I chafe at the idea of gender predisposition. As tempting as it is to see her delight in her baby doll and conclude that there is a coded response to nurture within females of our species, I reject this for fear that it might be used to reinforce harmful and oppressive structures against women. It doesn’t take many steps to move from the statement that women are biologically suited for nurturing to the statement that women should not have jobs and should stay home to raise children. But there is definitely a biological factor in this. For instance, it doesn’t matter how much one argues that men can nurture as much as women when it comes to breastfeeding. I consider myself a pretty sensitive and nurturing man, but that didn’t give me the power to breastfeed. Or carry my child in my womb for nine months. There’s just a separation there and biology determines parenting roles right from the moment of conception. It’s just an inescapable fact.

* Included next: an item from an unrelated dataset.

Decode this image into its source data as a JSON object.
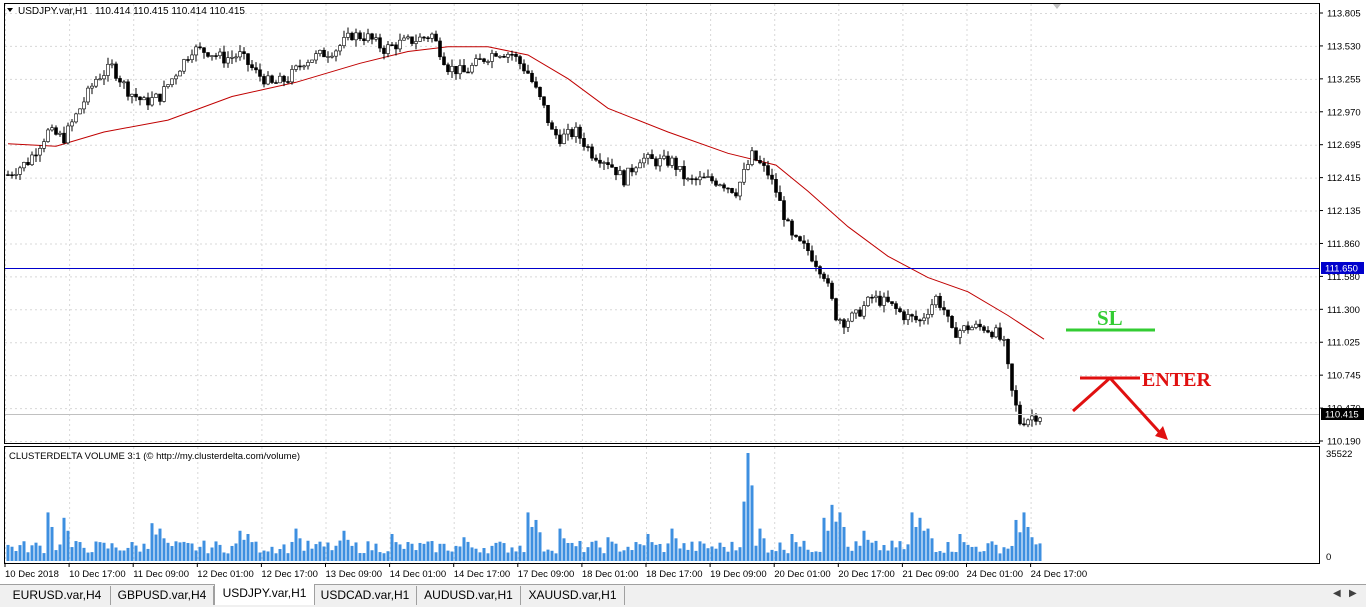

So who knows. I think this is probably a rather academic exercise right now, anyway. After all, she’s two years old. It would be foolish to say she isn’t affected by the preferences and expectations of those around her, but she’s pretty clear when she doesn’t want to play with something. And if she didn’t like dolls, she wouldn’t play with them no matter how explicitly we encouraged it. She does what makes her happy. Certainly, she doesn’t live in a vacuum. All the invisible forces of others’ social expectations exist and influence her (and her mother and myself) in ways we can’t comprehend. I suppose my mushy-headed liberal leanings really come into play as she gets older and can articulate her thoughts and feelings. But then again, she’s already doing that. And she’s made it remarkably clear that she loves her baby doll. So if she wants to be a cutesy girly girl, I’m good with that. And when she points to Abby in her stroller and says, “Push, Daddy,” I will push, because I’m not about to reinforce the notion that men can’t play with dolls, either.
That, and maybe I love playing with dolls, too. I certainly love making my little girl happy.